At the TSMC second-quarter earnings conference and conference call on Thursday, TSMC chairman C.C. Wei (魏哲家) said that after the completion of the company’s US$165 billion investment in the US, “about 30 percent of our 2-nanometer and more advanced capacity will be located in Arizona, creating an independent leading-edge semiconductor manufacturing cluster in the US.”

The Arizona investment includes six advanced wafer manufacturing fabs, two advanced packaging fabs and a major research and development center.


Hey, how much water would that infrastructure need, possibly?


Isn't this water nearly 100% recyclable? It's not that it would get used up, like water used for watering of almond trees in California.


I mean, it could be - the highly filtered water could be re-filtered.

But unless it's cheaper to do so, or they're required by law to do so, they're just going to pump cleaner starting water out of the drinking supply and use that.

And good luck finding a city or state government that's not so desperate for big industry and tech jobs to arrive that they will hold their feet to the fire and demand they cut water use.

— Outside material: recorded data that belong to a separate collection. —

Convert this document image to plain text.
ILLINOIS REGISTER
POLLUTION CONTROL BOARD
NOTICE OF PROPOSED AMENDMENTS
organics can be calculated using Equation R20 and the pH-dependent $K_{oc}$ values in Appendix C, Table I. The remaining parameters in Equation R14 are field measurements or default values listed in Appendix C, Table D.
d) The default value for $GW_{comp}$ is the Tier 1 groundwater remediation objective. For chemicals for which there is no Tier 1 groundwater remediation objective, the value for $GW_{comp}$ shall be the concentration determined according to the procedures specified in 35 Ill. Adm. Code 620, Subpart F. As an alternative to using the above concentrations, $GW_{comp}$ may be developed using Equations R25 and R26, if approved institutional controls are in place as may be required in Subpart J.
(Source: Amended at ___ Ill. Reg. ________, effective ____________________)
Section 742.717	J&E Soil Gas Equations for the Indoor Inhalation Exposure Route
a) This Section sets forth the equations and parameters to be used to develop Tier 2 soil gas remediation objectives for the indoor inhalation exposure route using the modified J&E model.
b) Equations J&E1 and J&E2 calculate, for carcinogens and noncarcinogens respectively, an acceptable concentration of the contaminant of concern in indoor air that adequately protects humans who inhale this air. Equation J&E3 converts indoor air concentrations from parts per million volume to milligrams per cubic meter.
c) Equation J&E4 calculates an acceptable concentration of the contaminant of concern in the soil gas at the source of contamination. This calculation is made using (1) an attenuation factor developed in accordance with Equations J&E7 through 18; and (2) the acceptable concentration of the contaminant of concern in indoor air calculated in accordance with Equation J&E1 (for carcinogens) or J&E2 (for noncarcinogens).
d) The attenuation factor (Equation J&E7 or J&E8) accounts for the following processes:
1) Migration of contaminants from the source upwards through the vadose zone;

As TSMC and Taiwang government policy, they always build it first in Taiwan, run for some years and then build in the US. They keep Taiwan relevant and protected this way.


Geopolitics aside, is this not just good business sense given the accepted labor practices and talent pool in Taiwan vs. other countries?


Yeah, who wouldn't invest locally first when there is an economic advantage to doing so? Their suppliers, talent base, and management are all there already.


I don’t think you can separate geopolitics from business in this case.


The hint is in the company’s name. ;)


TSMC building outside of Taiwan is a big deal these days: https://en.wikipedia.org/wiki/TSMC#Arizona https://en.wikipedia.org/wiki/TSMC#Washington https://en.wikipedia.org/wiki/TSMC#Japan https://en.wikipedia.org/wiki/TSMC#Germany

From the article:

  "about 30 percent of our 2-nanometer and more advanced capacity will be located in Arizona"
.. so it's interesting that they are moving forward with domestic 1.4nm given the geopolitical climate.


> The hint is in the company’s name. ;)

They might build factories outside Taiwan you never know.


Of course. And were that the actual case, it would be worth having in the summary.


The chips we need for the machines that will defend Taiwan are being built in Taiwan is just a ridiculous game of chicken to be setup.

I wish they’d take the next step with the defense treaty to move even more capacity (esp for the highest grade stuff) to stateside.


Most of the defense tech is not using bleeding edge N2-N7 nodes.